En Malasia, el flujo de noticias corporativas incluye un contrato relevante: Pekat Group comunica que una unidad recibe un contrato de 113,31 millones de ringgit de Tenaga Nasional. Este tipo de anuncios suele incorporarse como señal de continuidad de proyectos en infraestructura y energía, ámbitos que sostienen inversión real y cadenas de suministro.
Ambas referencias se conectan con el marco de Wall Street: el mercado global arranca 2026 con atención a la ejecución (contratos, pedidos, márgenes) en sectores vinculados a tecnología e infraestructura. Ese enfoque alimenta el seguimiento del ciclo de gasto en IA y su traslación a resultados empresariales, con impacto indirecto sobre el tipo de cambio a través de flujos hacia activos estadounidenses.
2026: niveles a vigilar y escenarios de cruce
El rango inicial 1,1740–1,1760 sitúa al EUR/USD en un punto intermedio entre la tendencia de 2025 y el debate de 2026. En el escenario de continuidad, algunas previsiones sitúan el euro cerca de 1,20 a final de año, bajo el supuesto de que la Fed mantenga una trayectoria de recortes y el BCE evite una relajación más intensa. Ese escenario se apoya en el canal clásico de diferenciales de tipos y en la pérdida de ventaja del dólar por rendimiento.

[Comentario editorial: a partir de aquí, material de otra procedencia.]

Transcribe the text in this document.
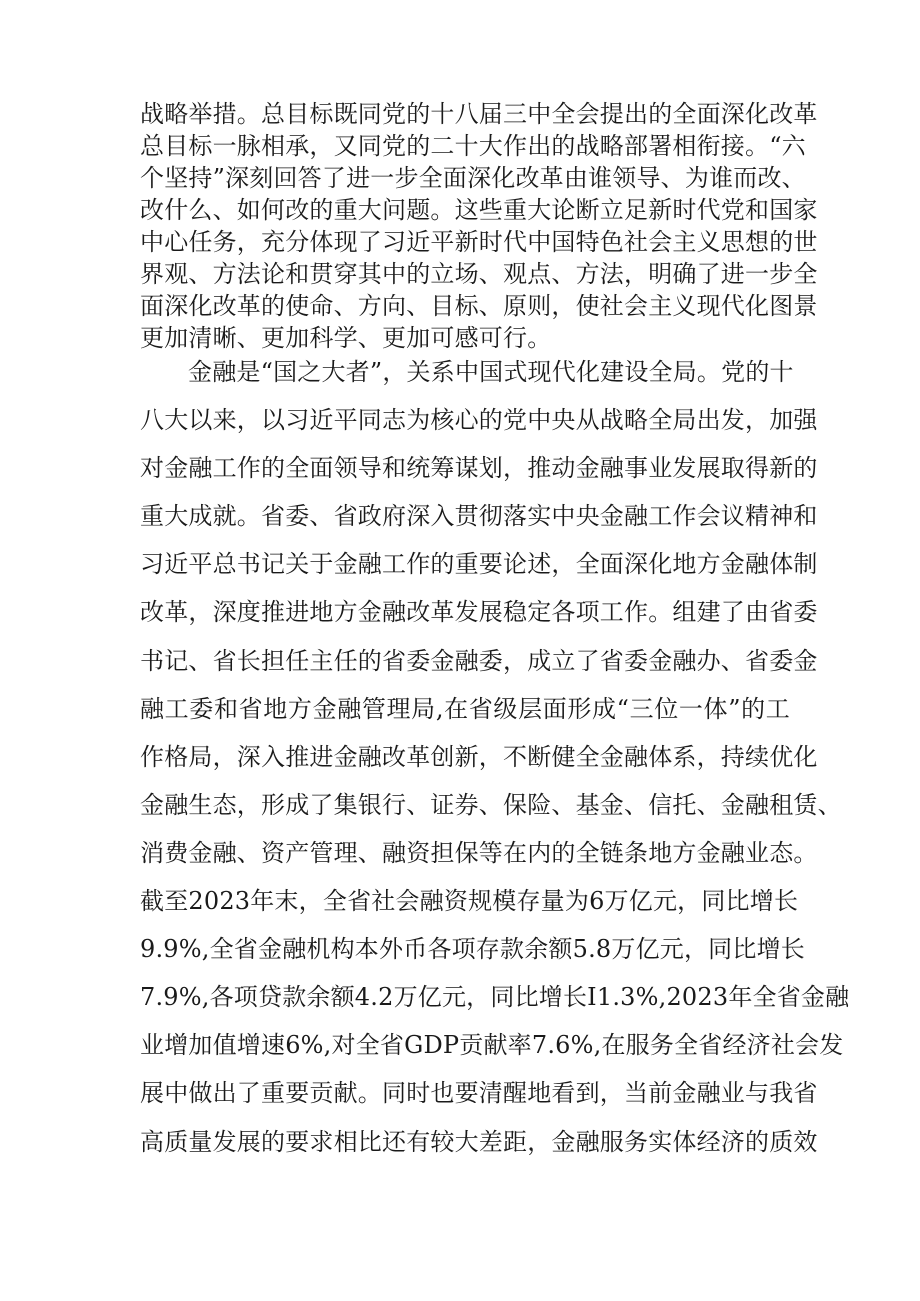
战略举措。总目标既同党的十八届三中全会提出的全面深化改革
总目标一脉相承，又同党的二十大作出的战略部署相衔接。“六
个坚持”深刻回答了进一步全面深化改革由谁领导、为谁而改、
改什么、如何改的重大问题。这些重大论断立足新时代党和国家
中心任务，充分体现了习近平新时代中国特色社会主义思想的世
界观、方法论和贯穿其中的立场、观点、方法，明确了进一步全
面深化改革的使命、方向、目标、原则，使社会主义现代化图景
更加清晰、更加科学、更加可感可行。
金融是“国之大者”，关系中国式现代化建设全局。党的十
八大以来，以习近平同志为核心的党中央从战略全局出发，加强
对金融工作的全面领导和统筹谋划，推动金融事业发展取得新的
重大成就。省委、省政府深入贯彻落实中央金融工作会议精神和
习近平总书记关于金融工作的重要论述，全面深化地方金融体制
改革，深度推进地方金融改革发展稳定各项工作。组建了由省委
书记、省长担任主任的省委金融委，成立了省委金融办、省委金
融工委和省地方金融管理局,在省级层面形成“三位一体”的工
作格局，深入推进金融改革创新，不断健全金融体系，持续优化
金融生态，形成了集银行、证券、保险、基金、信托、金融租赁、
消费金融、资产管理、融资担保等在内的全链条地方金融业态。
截至2023年末，全省社会融资规模存量为6万亿元，同比增长
9.9%,全省金融机构本外币各项存款余额5.8万亿元，同比增长
7.9%,各项贷款余额4.2万亿元，同比增长I1.3%,2023年全省金融
业增加值增速6%,对全省GDP贡献率7.6%,在服务全省经济社会发
展中做出了重要贡献。同时也要清醒地看到，当前金融业与我省
高质量发展的要求相比还有较大差距，金融服务实体经济的质效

En el escenario alternativo, el mercado contempla un “snapback” del dólar si se combinan sorpresas de crecimiento en EEUU, inflación más persistente o un ritmo de recortes inferior al descontado. En ese caso, el ajuste puede ser rápido por la acumulación de posicionamiento previo tras la caída del dólar en 2025.
Con estos elementos, el arranque de 2026 deja una conclusión operativa: el cruce comienza sin dirección, pero con un conjunto de variables ya delimitadas. La evolución de los recortes de la Fed, la respuesta del BCE, los rendimientos en la eurozona, la actividad industrial europea y la estabilidad de divisas emergentes serán los vectores que tenderán a definir el rango y la volatilidad del EUR/USD durante el año.